Challenges. Le trafic passagers d'Air France a baissé de 9,4% en mars, le cargo est en chute libre. C'est du jamais-vu ?
Pierre-Henri Gourgeon . Même après les attentats du 11 septembre 2001, nous n'avions pas connu pire situation. Au bout de quelques semaines, le trafic s'était vite rétabli. Depuis décembre, nous subissons une érosion constante, comme la plupart des compagnies. Et nous ne sommes pas certains d'avoir atteint le point le plus bas...
Comment redresser la barre ?
Dès janvier, nous avons pris des mesures. L'offre Air France pour cet été baisse de 3,4% par rapport à l'été 2008. Des fréquences ont été diminuées, des liaisons suspendues. Et nous comptons beaucoup sur notre nouvelle classe Premium Voyageur qui sera introduite sur les vols long-courriers à partir de cet automne. Pour un tarif très compétitif (à partir de 1 038 euros l'aller-retour Paris-New York), le passager bénéficiera d'un grand confort.
Vos salariés ont-ils du souci à se faire ?

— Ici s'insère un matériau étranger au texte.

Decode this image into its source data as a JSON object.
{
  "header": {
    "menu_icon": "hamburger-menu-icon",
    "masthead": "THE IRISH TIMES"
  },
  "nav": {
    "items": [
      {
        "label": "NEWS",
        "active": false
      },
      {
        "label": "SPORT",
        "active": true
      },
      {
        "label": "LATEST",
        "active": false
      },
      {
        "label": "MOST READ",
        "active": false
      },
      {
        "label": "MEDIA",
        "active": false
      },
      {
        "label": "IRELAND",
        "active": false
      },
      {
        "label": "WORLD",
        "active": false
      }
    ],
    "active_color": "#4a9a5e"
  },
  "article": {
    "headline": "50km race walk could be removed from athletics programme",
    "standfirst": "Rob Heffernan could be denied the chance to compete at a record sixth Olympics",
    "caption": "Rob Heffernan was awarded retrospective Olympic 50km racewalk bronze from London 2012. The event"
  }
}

Pour l'heure, nous nous en tenons à des mesures temporaires. Nous leur avons demandé de prendre des congés, des RTT, etc. Les embauches sont bloquées. Bien sûr, la situation très difficile, particulièrement dans le cargo - avec un trafic en diminution de 25% -, justifierait que l'on recoure à des mesures socialement plus rudes. Mais, dans une entreprise de services comme la nôtre, où la moitié des salariés est en contact avec la clientèle, la motivation est fondamentale. Devant l'incertitude sur l'évolution du trafic dans les prochains mois, il faut à tout prix éviter les décisions définitives.
La perte pour 2008-2009 devrait être d'environ 200 millions d'euros, alors que le résultat était encore positif fin décembre. Les mesures prises sont-elles suffisantes ?

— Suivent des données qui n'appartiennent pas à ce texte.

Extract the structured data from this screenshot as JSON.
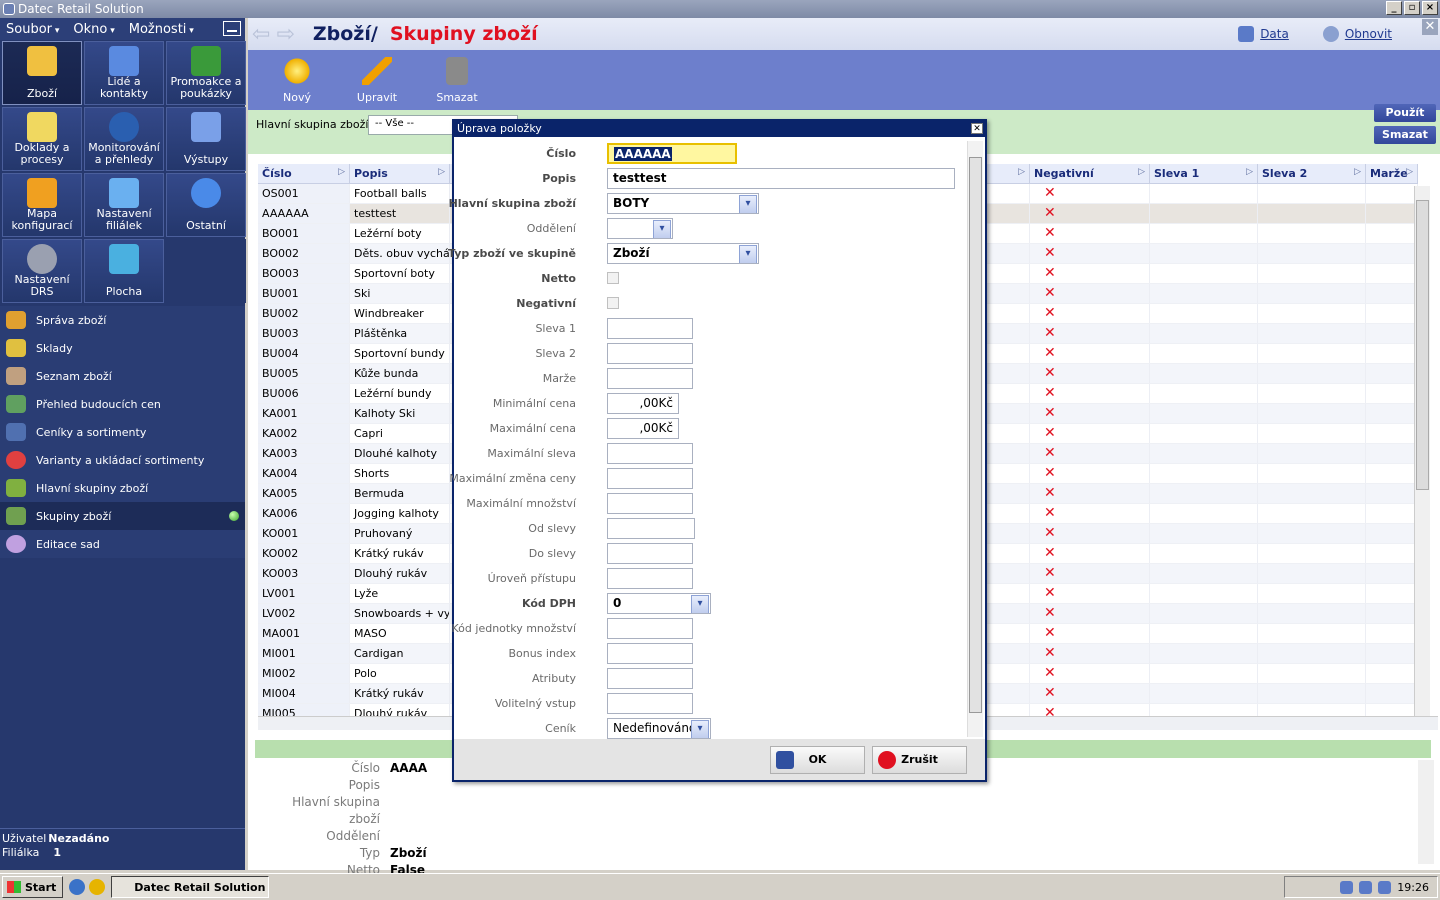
{
  "window": {
    "title": "Datec Retail Solution"
  },
  "menu": [
    "Soubor",
    "Okno",
    "Možnosti"
  ],
  "tiles": [
    {
      "label": "Zboží",
      "active": true
    },
    {
      "label": "Lidé a kontakty"
    },
    {
      "label": "Promoakce a poukázky"
    },
    {
      "label": "Doklady a procesy"
    },
    {
      "label": "Monitorování a přehledy"
    },
    {
      "label": "Výstupy"
    },
    {
      "label": "Mapa konfigurací"
    },
    {
      "label": "Nastavení filiálek"
    },
    {
      "label": "Ostatní"
    },
    {
      "label": "Nastavení DRS"
    },
    {
      "label": "Plocha"
    }
  ],
  "nav": [
    "Správa zboží",
    "Sklady",
    "Seznam zboží",
    "Přehled budoucích cen",
    "Ceníky a sortimenty",
    "Varianty a ukládací sortimenty",
    "Hlavní skupiny zboží",
    "Skupiny zboží",
    "Editace sad"
  ],
  "user": {
    "label_user": "Uživatel",
    "user": "Nezadáno",
    "label_branch": "Filiálka",
    "branch": "1"
  },
  "header": {
    "title_a": "Zboží/",
    "title_b": "Skupiny zboží",
    "link_data": "Data",
    "link_refresh": "Obnovit"
  },
  "toolbar": {
    "new": "Nový",
    "edit": "Upravit",
    "delete": "Smazat"
  },
  "filter": {
    "label": "Hlavní skupina zboží",
    "value": "-- Vše --",
    "apply": "Použít",
    "clear": "Smazat"
  },
  "grid": {
    "columns": [
      "Číslo",
      "Popis",
      "Negativní",
      "Sleva 1",
      "Sleva 2",
      "Marže"
    ],
    "rows": [
      [
        "OS001",
        "Football balls"
      ],
      [
        "AAAAAA",
        "testtest"
      ],
      [
        "BO001",
        "Ležérní boty"
      ],
      [
        "BO002",
        "Děts. obuv vychá..."
      ],
      [
        "BO003",
        "Sportovní boty"
      ],
      [
        "BU001",
        "Ski"
      ],
      [
        "BU002",
        "Windbreaker"
      ],
      [
        "BU003",
        "Pláštěnka"
      ],
      [
        "BU004",
        "Sportovní bundy"
      ],
      [
        "BU005",
        "Kůže bunda"
      ],
      [
        "BU006",
        "Ležérní bundy"
      ],
      [
        "KA001",
        "Kalhoty Ski"
      ],
      [
        "KA002",
        "Capri"
      ],
      [
        "KA003",
        "Dlouhé kalhoty"
      ],
      [
        "KA004",
        "Shorts"
      ],
      [
        "KA005",
        "Bermuda"
      ],
      [
        "KA006",
        "Jogging kalhoty"
      ],
      [
        "KO001",
        "Pruhovaný"
      ],
      [
        "KO002",
        "Krátký rukáv"
      ],
      [
        "KO003",
        "Dlouhý rukáv"
      ],
      [
        "LV001",
        "Lyže"
      ],
      [
        "LV002",
        "Snowboards + vy..."
      ],
      [
        "MA001",
        "MASO"
      ],
      [
        "MI001",
        "Cardigan"
      ],
      [
        "MI002",
        "Polo"
      ],
      [
        "MI004",
        "Krátký rukáv"
      ],
      [
        "MI005",
        "Dlouhý rukáv"
      ]
    ],
    "negative_mark": "✕"
  },
  "detail": [
    {
      "label": "Číslo",
      "value": "AAAA"
    },
    {
      "label": "Popis",
      "value": ""
    },
    {
      "label": "Hlavní skupina zboží",
      "value": ""
    },
    {
      "label": "Oddělení",
      "value": ""
    },
    {
      "label": "Typ",
      "value": "Zboží"
    },
    {
      "label": "Netto",
      "value": "False"
    }
  ],
  "modal": {
    "title": "Úprava položky",
    "fields": [
      {
        "label": "Číslo",
        "value": "AAAAAA",
        "bold": true
      },
      {
        "label": "Popis",
        "value": "testtest",
        "bold": true
      },
      {
        "label": "Hlavní skupina zboží",
        "value": "BOTY",
        "bold": true
      },
      {
        "label": "Oddělení",
        "value": ""
      },
      {
        "label": "Typ zboží ve skupině",
        "value": "Zboží",
        "bold": true
      },
      {
        "label": "Netto",
        "bold": true
      },
      {
        "label": "Negativní",
        "bold": true
      },
      {
        "label": "Sleva 1",
        "value": ""
      },
      {
        "label": "Sleva 2",
        "value": ""
      },
      {
        "label": "Marže",
        "value": ""
      },
      {
        "label": "Minimální cena",
        "value": ",00Kč"
      },
      {
        "label": "Maximální cena",
        "value": ",00Kč"
      },
      {
        "label": "Maximální sleva",
        "value": ""
      },
      {
        "label": "Maximální změna ceny",
        "value": ""
      },
      {
        "label": "Maximální množství",
        "value": ""
      },
      {
        "label": "Od slevy",
        "value": ""
      },
      {
        "label": "Do slevy",
        "value": ""
      },
      {
        "label": "Úroveň přístupu",
        "value": ""
      },
      {
        "label": "Kód DPH",
        "value": "0",
        "bold": true
      },
      {
        "label": "Kód jednotky množství",
        "value": ""
      },
      {
        "label": "Bonus index",
        "value": ""
      },
      {
        "label": "Atributy",
        "value": ""
      },
      {
        "label": "Volitelný vstup",
        "value": ""
      },
      {
        "label": "Ceník",
        "value": "Nedefinováno"
      }
    ],
    "ok": "OK",
    "cancel": "Zrušit"
  },
  "taskbar": {
    "start": "Start",
    "item": "Datec Retail Solution",
    "clock": "19:26"
  }
}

Mais la crise s'est aggravée au premier trimestre ! Nous ne sommes pas restés inactifs : nous avons décalé des investissements, renforcé nos plans d'économies, accéléré les synergies entre Air France et KLM : programmes des vols, prix, représentation commerciale sont communs, bientôt les programmes informatiques. Air France a une situation financière saine, qui devrait lui permettre d'affronter l'avenir.
Avec une offre réduite, est-ce le moment de faire entrer dans votre flotte l'A 380 ?
Cet avion de 550 sièges nous sera très utile : en temps de crise, il offre des coûts de production plus faibles. Sur Paris- New York, où il sera mis en service en octobre, il remplacera à la fois un A 340 et un B777-200. Cela représente une économie de près de 20% en coût unitaire. En outre, sa capacité de soute, beaucoup plus faible que celle offerte par les deux avions qu'il remplace, est bienvenue aujourd'hui. Pour le passager, l'A 380 a l'avantage d'être plus silencieux, donc plus confortable.
Un A 380 vaut environ 250 millions d'euros, la capitalisation boursière d'Air France (2,5 milliards) équivaut à dix A 380. N'y a-t-il pas là une incohérence ?
Sans nul doute. La flotte d'Air France compte 600 avions...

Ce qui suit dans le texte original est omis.